Yes, a "pair" of optical sensors. Tesla is at a disadvantage compared to humans -- they do not do stereoscopic imaging, which makes distance of objects less reliable -- they try to infer distance from a single flat image. Humans having two sensors pointed in the same direction gives us a very reliable way of determining distance (up to a relevant distance for driving at least).
Interestingly, even people with missing stereoscopic vision are allowed to drive. We don't require depth perception to drive. The assumption is that they can compensate.
Binocular vision isn't even the only source of depth information available to humans. That's why someone missing an eye can still make reasonable depth estimations.
Isn't this a bit like saying we can do better than fixed-wing aircraft, because birds can flap their wings? With sufficiently advanced material science, flapping-wing human flight too, is possible. But that doesn't mean Boeing and Cessna are misguided.
But that's not how people drive. They use their ears, they move their head around to generate parallax, they read the body-language of other drivers, they make eye-contact at intersections, they shift position to look around pillars, or stoop to see an inconveniently placed stop light. Fixed forward cameras do none of that.
But if the radar just sees a static object and can't tell if it's an overhead sign or a car, and the camera vision is too washed out, how would sensor fusion help in your example?
Perhaps stop cheaping out on the cameras and procure those with high dynamic range. Then again those may be "expensive and complicate the supply chain with for a small delta"
A human driver slows down and moved their head around to get a better view when the glare from the sun is too strong to see well. I’d expect a self driving car to similarly compromise on speed for the sake of safety, when presented with uncertainty.
Lidar would make it pretty obvious whether it's a sign or a car, even if the camera didn't tell you. The part where the lidar doesn't bounce back at vehicle level would be a dead give away.
That's literally trivial for a car with radar to detect.
In principle that is correct… but radars in automotive application are unable (or rather not used) to detect non-moving targets ?
Asking this because I know first hand that the adaptive cruise function in my car must have a moving vehicle in front of it for the adaptive aspect to work. It will not detect a vehicle that is already stopped.
The resolution of the radar is pretty good though, even if the vehicle in the front is just merely creeping off breaks… it does get detected if it is at or more than the “cruising distance” set up initially.
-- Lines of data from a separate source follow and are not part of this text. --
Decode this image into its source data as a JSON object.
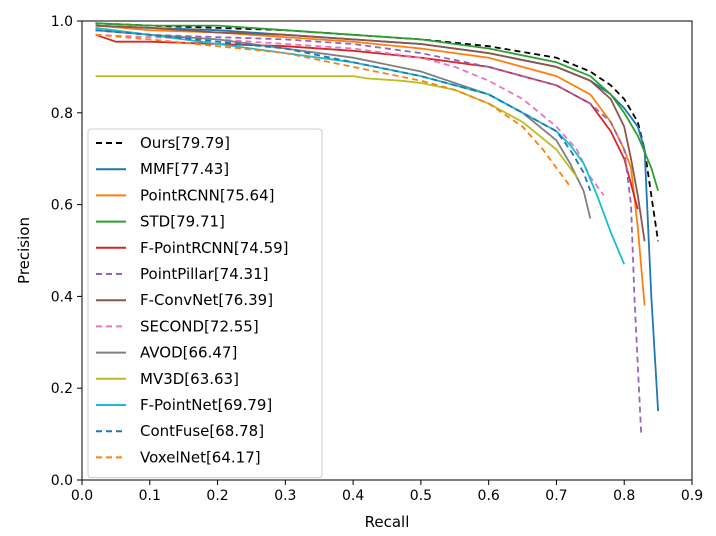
{
  "chart_data": {
    "type": "line",
    "xlabel": "Recall",
    "ylabel": "Precision",
    "xlim": [
      0.0,
      0.9
    ],
    "ylim": [
      0.0,
      1.0
    ],
    "xticks": [
      "0.0",
      "0.1",
      "0.2",
      "0.3",
      "0.4",
      "0.5",
      "0.6",
      "0.7",
      "0.8",
      "0.9"
    ],
    "yticks": [
      "0.0",
      "0.2",
      "0.4",
      "0.6",
      "0.8",
      "1.0"
    ],
    "grid": false,
    "legend_position": "lower-left",
    "series": [
      {
        "name": "Ours[79.79]",
        "color": "#000000",
        "dash": true,
        "x": [
          0.02,
          0.1,
          0.2,
          0.3,
          0.4,
          0.5,
          0.6,
          0.7,
          0.75,
          0.78,
          0.8,
          0.82,
          0.83,
          0.84,
          0.85
        ],
        "y": [
          0.995,
          0.99,
          0.985,
          0.98,
          0.97,
          0.96,
          0.945,
          0.92,
          0.89,
          0.86,
          0.83,
          0.78,
          0.72,
          0.62,
          0.52
        ]
      },
      {
        "name": "MMF[77.43]",
        "color": "#1f77b4",
        "dash": false,
        "x": [
          0.02,
          0.1,
          0.2,
          0.3,
          0.4,
          0.5,
          0.6,
          0.7,
          0.75,
          0.78,
          0.8,
          0.82,
          0.83,
          0.84,
          0.85
        ],
        "y": [
          0.99,
          0.985,
          0.98,
          0.97,
          0.96,
          0.95,
          0.93,
          0.9,
          0.87,
          0.84,
          0.81,
          0.77,
          0.72,
          0.4,
          0.15
        ]
      },
      {
        "name": "PointRCNN[75.64]",
        "color": "#ff7f0e",
        "dash": false,
        "x": [
          0.02,
          0.1,
          0.2,
          0.3,
          0.4,
          0.5,
          0.6,
          0.7,
          0.75,
          0.78,
          0.8,
          0.81,
          0.82,
          0.83
        ],
        "y": [
          0.99,
          0.98,
          0.975,
          0.965,
          0.955,
          0.94,
          0.92,
          0.88,
          0.84,
          0.78,
          0.72,
          0.68,
          0.55,
          0.38
        ]
      },
      {
        "name": "STD[79.71]",
        "color": "#2ca02c",
        "dash": false,
        "x": [
          0.02,
          0.1,
          0.2,
          0.3,
          0.4,
          0.5,
          0.6,
          0.7,
          0.75,
          0.78,
          0.8,
          0.82,
          0.84,
          0.85
        ],
        "y": [
          0.995,
          0.99,
          0.99,
          0.98,
          0.97,
          0.96,
          0.94,
          0.91,
          0.88,
          0.84,
          0.8,
          0.75,
          0.68,
          0.63
        ]
      },
      {
        "name": "F-PointRCNN[74.59]",
        "color": "#d62728",
        "dash": false,
        "x": [
          0.02,
          0.05,
          0.1,
          0.2,
          0.3,
          0.4,
          0.5,
          0.6,
          0.7,
          0.75,
          0.78,
          0.8,
          0.82
        ],
        "y": [
          0.97,
          0.955,
          0.955,
          0.95,
          0.945,
          0.935,
          0.92,
          0.9,
          0.86,
          0.82,
          0.76,
          0.7,
          0.59
        ]
      },
      {
        "name": "PointPillar[74.31]",
        "color": "#9467bd",
        "dash": true,
        "x": [
          0.02,
          0.1,
          0.2,
          0.3,
          0.4,
          0.5,
          0.6,
          0.7,
          0.75,
          0.78,
          0.8,
          0.81,
          0.815,
          0.82,
          0.825
        ],
        "y": [
          0.98,
          0.97,
          0.965,
          0.96,
          0.95,
          0.93,
          0.9,
          0.86,
          0.82,
          0.78,
          0.72,
          0.6,
          0.4,
          0.25,
          0.1
        ]
      },
      {
        "name": "F-ConvNet[76.39]",
        "color": "#8c564b",
        "dash": false,
        "x": [
          0.02,
          0.1,
          0.2,
          0.3,
          0.4,
          0.5,
          0.6,
          0.7,
          0.75,
          0.78,
          0.8,
          0.81,
          0.82,
          0.83
        ],
        "y": [
          0.99,
          0.985,
          0.975,
          0.97,
          0.96,
          0.95,
          0.93,
          0.9,
          0.87,
          0.83,
          0.77,
          0.7,
          0.62,
          0.52
        ]
      },
      {
        "name": "SECOND[72.55]",
        "color": "#e377c2",
        "dash": true,
        "x": [
          0.02,
          0.1,
          0.2,
          0.3,
          0.4,
          0.5,
          0.55,
          0.6,
          0.65,
          0.7,
          0.73,
          0.75,
          0.77
        ],
        "y": [
          0.97,
          0.965,
          0.96,
          0.95,
          0.94,
          0.92,
          0.9,
          0.87,
          0.83,
          0.77,
          0.72,
          0.66,
          0.62
        ]
      },
      {
        "name": "AVOD[66.47]",
        "color": "#7f7f7f",
        "dash": false,
        "x": [
          0.02,
          0.1,
          0.2,
          0.3,
          0.4,
          0.5,
          0.6,
          0.65,
          0.7,
          0.72,
          0.74,
          0.75
        ],
        "y": [
          0.98,
          0.97,
          0.96,
          0.94,
          0.92,
          0.89,
          0.84,
          0.8,
          0.74,
          0.69,
          0.63,
          0.57
        ]
      },
      {
        "name": "MV3D[63.63]",
        "color": "#bcbd22",
        "dash": false,
        "x": [
          0.02,
          0.1,
          0.2,
          0.3,
          0.4,
          0.42,
          0.47,
          0.5,
          0.55,
          0.6,
          0.65,
          0.7,
          0.73
        ],
        "y": [
          0.88,
          0.88,
          0.88,
          0.88,
          0.88,
          0.875,
          0.87,
          0.865,
          0.85,
          0.82,
          0.78,
          0.72,
          0.66
        ]
      },
      {
        "name": "F-PointNet[69.79]",
        "color": "#17becf",
        "dash": false,
        "x": [
          0.02,
          0.1,
          0.2,
          0.3,
          0.4,
          0.5,
          0.6,
          0.65,
          0.7,
          0.72,
          0.74,
          0.76,
          0.78,
          0.8
        ],
        "y": [
          0.985,
          0.97,
          0.95,
          0.93,
          0.91,
          0.88,
          0.84,
          0.8,
          0.76,
          0.73,
          0.69,
          0.62,
          0.54,
          0.47
        ]
      },
      {
        "name": "ContFuse[68.78]",
        "color": "#1f77b4",
        "dash": true,
        "x": [
          0.02,
          0.1,
          0.2,
          0.3,
          0.4,
          0.5,
          0.6,
          0.65,
          0.7,
          0.72,
          0.74,
          0.75
        ],
        "y": [
          0.98,
          0.97,
          0.955,
          0.94,
          0.91,
          0.88,
          0.84,
          0.8,
          0.76,
          0.72,
          0.67,
          0.63
        ]
      },
      {
        "name": "VoxelNet[64.17]",
        "color": "#ff7f0e",
        "dash": true,
        "x": [
          0.02,
          0.1,
          0.2,
          0.3,
          0.4,
          0.5,
          0.55,
          0.6,
          0.65,
          0.68,
          0.7,
          0.72
        ],
        "y": [
          0.97,
          0.96,
          0.945,
          0.93,
          0.9,
          0.87,
          0.85,
          0.82,
          0.77,
          0.72,
          0.68,
          0.64
        ]
      }
    ]
  }
}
My understanding is that your typical automotive radar will have insufficient angular resolution to reliably distinguish, say, an overpass from a semi blocking the road, or a pedestrian standing in the middle of the road from one on the footpath.
Radar does however have the advantage of measuring object speed directly via the doppler effect, so you can filter out all stationary objects reliably, then assume that all moving objects are on the road in front of you and need to be reacted/responded to.
So I think it's the case that radar can detect stationary objects easily, but cannot determine their position enough to be useful, hence in practice stationary objects are ignored.
Adaptive cruise control is solving a totally different problem. It is specifically looking for moving objects to match pace with. That's very different from autonomous driving systems.
Radar is quite good at finding stationary metal objects, particularly. Putting it in a car, if anything, helps, because the station objects are more likely to be moving relative to the car...
That's literally trivial for a car with radar to detect.
Amazing how people talk about stuff they have no idea about when it comes to Tesla.